Causes of secondary anejaculation in men
If a person has previously been able to ejaculate after marriage, but loses the ability to ejaculate due to other factors, this is called secondary anejaculation.
Common causes include:
(1) During the first marriage, sexual impulses were unusually intense. Even without thrusting, ejaculation could occur during intercourse. However, after this peak period, due to improper methods, ejaculation could no longer occur.
(2) Being discovered and punished for masturbation or improper sexual activity, causing psychological trauma, frequent masturbation before marriage, lack of coordination between partners, etc.
In the past, one could ejaculate normally, but in order to intentionally prolong intercourse, one may use methods such as distraction to develop a habit of delaying ejaculation, which may lead to anejaculation.
It is worth mentioning that when sexual intercourse is too frequent, ejaculation may slow down, or even be prolonged or absent. For example, it is common for newlyweds to have sex multiple times in one night and then not ejaculate.

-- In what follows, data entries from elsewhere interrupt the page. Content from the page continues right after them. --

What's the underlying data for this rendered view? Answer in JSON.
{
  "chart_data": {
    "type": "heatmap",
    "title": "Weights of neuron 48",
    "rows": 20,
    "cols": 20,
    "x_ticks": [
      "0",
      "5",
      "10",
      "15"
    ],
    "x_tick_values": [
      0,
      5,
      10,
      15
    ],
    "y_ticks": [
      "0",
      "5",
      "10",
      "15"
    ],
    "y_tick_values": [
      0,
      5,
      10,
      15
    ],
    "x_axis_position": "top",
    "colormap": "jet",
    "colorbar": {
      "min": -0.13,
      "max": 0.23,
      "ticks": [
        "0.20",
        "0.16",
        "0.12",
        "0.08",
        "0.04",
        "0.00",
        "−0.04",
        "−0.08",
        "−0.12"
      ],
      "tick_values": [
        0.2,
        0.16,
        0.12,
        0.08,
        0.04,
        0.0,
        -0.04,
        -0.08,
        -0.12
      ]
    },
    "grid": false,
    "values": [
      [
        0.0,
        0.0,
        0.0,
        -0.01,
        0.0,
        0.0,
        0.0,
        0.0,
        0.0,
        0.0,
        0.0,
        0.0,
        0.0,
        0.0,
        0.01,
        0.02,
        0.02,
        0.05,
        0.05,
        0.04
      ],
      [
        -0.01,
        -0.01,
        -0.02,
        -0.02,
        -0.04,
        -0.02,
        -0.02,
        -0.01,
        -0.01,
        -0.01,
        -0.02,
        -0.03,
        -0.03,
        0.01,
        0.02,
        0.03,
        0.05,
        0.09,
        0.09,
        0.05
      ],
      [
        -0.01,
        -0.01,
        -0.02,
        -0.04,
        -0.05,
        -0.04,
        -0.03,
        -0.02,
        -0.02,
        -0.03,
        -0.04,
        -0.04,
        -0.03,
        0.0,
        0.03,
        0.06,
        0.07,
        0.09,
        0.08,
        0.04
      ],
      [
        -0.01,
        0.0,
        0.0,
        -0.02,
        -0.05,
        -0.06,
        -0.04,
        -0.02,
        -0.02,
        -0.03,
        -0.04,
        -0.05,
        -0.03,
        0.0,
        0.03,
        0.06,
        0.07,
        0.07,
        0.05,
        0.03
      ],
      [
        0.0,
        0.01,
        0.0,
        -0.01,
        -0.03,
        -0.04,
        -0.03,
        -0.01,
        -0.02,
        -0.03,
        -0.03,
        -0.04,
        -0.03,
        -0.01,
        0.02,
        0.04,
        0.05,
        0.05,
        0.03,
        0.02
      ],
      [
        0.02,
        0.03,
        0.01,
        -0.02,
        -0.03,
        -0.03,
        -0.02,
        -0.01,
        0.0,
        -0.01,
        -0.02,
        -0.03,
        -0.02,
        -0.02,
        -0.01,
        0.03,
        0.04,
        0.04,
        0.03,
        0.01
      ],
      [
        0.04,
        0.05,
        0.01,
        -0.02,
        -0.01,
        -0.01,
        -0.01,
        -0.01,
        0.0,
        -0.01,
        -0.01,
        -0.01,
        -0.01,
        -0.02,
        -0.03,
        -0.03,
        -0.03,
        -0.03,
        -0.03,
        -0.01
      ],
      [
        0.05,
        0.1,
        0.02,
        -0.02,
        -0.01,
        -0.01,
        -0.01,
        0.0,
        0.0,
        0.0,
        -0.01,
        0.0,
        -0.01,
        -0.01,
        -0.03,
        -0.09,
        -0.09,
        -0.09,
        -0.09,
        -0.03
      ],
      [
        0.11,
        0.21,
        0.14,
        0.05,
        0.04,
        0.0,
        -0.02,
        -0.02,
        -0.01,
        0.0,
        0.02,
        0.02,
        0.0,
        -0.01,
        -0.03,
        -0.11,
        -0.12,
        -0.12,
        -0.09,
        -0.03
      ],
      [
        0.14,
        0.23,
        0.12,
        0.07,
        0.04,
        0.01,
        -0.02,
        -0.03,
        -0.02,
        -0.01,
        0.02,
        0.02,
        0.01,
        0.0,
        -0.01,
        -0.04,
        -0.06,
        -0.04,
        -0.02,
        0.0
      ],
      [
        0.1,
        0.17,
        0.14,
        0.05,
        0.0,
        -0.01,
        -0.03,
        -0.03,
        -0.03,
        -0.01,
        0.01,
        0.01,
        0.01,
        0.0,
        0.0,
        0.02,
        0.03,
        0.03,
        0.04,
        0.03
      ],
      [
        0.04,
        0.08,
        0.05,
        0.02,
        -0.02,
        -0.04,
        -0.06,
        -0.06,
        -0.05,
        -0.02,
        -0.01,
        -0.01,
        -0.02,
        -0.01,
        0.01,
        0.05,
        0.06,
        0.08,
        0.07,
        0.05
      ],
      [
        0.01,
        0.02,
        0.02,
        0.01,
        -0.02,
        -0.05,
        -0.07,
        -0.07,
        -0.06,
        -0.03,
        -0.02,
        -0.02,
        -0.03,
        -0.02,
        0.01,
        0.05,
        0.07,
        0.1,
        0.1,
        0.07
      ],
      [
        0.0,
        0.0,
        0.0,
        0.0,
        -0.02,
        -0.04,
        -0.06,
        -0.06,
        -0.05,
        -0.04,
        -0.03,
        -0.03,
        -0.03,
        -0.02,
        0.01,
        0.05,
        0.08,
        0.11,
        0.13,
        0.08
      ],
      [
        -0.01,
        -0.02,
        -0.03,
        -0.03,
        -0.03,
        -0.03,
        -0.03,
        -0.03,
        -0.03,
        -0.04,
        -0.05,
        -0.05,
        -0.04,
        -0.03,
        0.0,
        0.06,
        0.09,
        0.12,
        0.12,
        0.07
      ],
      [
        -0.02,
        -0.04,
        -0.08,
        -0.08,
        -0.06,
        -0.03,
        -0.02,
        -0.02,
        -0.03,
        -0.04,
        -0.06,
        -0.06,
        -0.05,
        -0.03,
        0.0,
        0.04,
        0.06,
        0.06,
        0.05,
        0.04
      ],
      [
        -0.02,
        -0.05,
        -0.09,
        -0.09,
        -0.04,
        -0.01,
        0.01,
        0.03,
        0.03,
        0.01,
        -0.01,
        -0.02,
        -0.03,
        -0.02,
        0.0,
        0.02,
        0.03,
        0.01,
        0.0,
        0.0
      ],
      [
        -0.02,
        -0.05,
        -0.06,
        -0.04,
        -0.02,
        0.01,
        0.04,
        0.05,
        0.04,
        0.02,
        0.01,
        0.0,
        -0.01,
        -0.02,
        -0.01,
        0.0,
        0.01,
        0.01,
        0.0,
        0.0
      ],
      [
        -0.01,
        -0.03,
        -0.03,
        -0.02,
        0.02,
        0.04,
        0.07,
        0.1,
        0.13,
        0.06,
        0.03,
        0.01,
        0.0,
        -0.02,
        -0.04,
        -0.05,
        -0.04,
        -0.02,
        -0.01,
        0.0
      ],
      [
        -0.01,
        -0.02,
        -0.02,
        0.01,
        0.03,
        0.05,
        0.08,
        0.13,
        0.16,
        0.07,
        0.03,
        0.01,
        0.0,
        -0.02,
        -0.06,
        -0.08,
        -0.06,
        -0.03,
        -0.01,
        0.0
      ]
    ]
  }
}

People over 50 years old do not always ejaculate during sexual intercourse.
60.
Traditional Chinese Medicine's understanding of the etiology and pathogenesis of anejaculation
Involuntary ejaculation falls under the categories of "sperm blockage," "inability to ejaculate," "non-ejaculation," and "non-ejaculation" in Traditional Chinese Medicine.
Its etiology and pathogenesis are as follows:
(1) Indulging in lust: Prolonged illness damages the kidneys, or excessive sexual activity or masturbation in adolescence can lead to kidney qi deficiency, making it unable to open the seminal gate; or kidney essence is depleted over time, resulting in no sperm to be released; or yin deficiency and fire excess cause internal heat to burn the sperm, resulting in little sperm that cannot be ejaculated; or for the sake of momentary pleasure, one suppresses the ejaculation, which over time leads to the depletion of sperm and blood stasis, obstructing the seminal duct, and making it difficult to ejaculate.

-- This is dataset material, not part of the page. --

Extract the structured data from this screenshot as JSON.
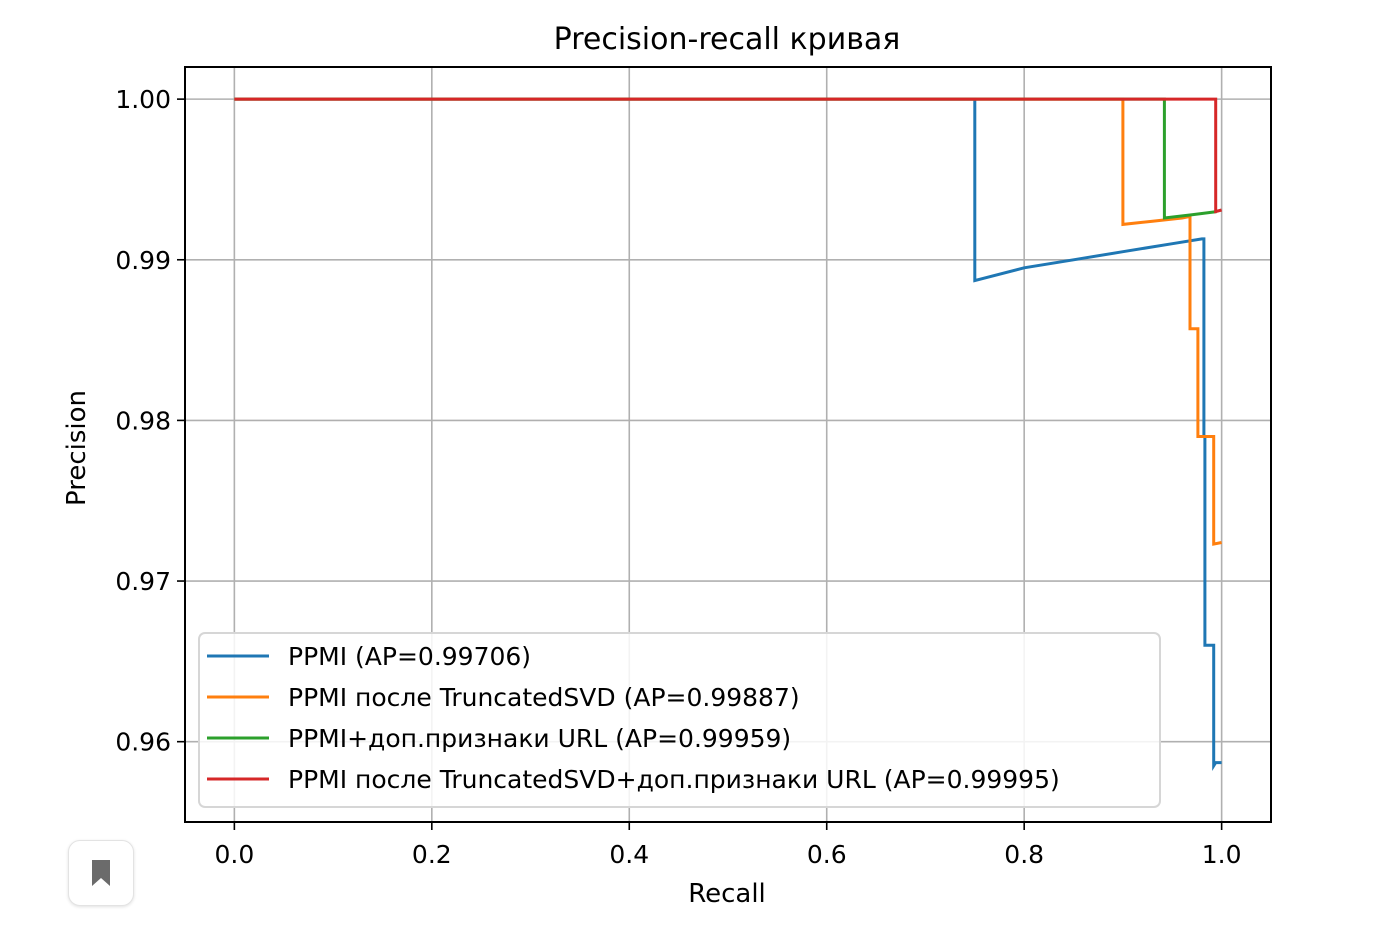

(2) Emotional injury: Excessive joy injures the heart, depletes the heart qi, and the heart fire cannot descend to the ministerial fire, so the seminal gate cannot open normally and the seminal essence is blocked; anger injures the liver, the liver loses its regulation, the qi mechanism is not smooth, the function of dispersing and draining is impaired, the seminal gate does not open and the seminal essence cannot be ejaculated; or sudden fright injures the kidney qi, which cannot stimulate the seminal gate and the seminal essence cannot be released; or excessive thinking injures the spleen, the spleen and stomach are weak, the production and transformation are weak, the essence and qi are not sufficient and cannot be released.

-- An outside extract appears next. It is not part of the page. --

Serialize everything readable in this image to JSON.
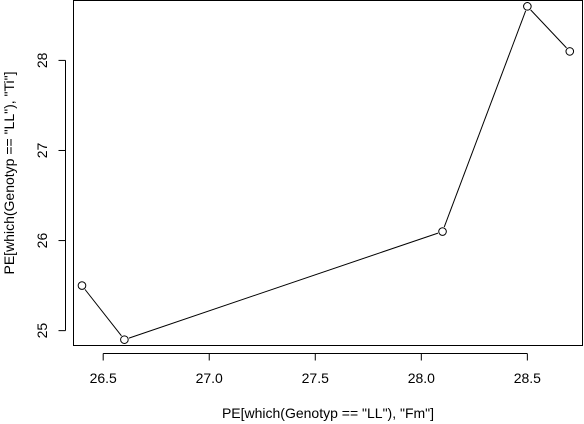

(3) Improper diet: Excessive consumption of rich and greasy foods damages the spleen and stomach, leading to the generation of phlegm and dampness, which flows down the meridians to the lower abdomen, obstructing the collaterals. When the seminal ducts are blocked, seminal fluid cannot be released.
(4) Excessive nourishment: Excessive nourishment will cause stagnation and obstruction, resulting in poor ejaculation and inability to ejaculate.
(5) External injury to the seminal duct: Damage to the seminal duct and its surroundings, as well as various pathological products, can block the seminal orifice, preventing the normal ejaculation of semen.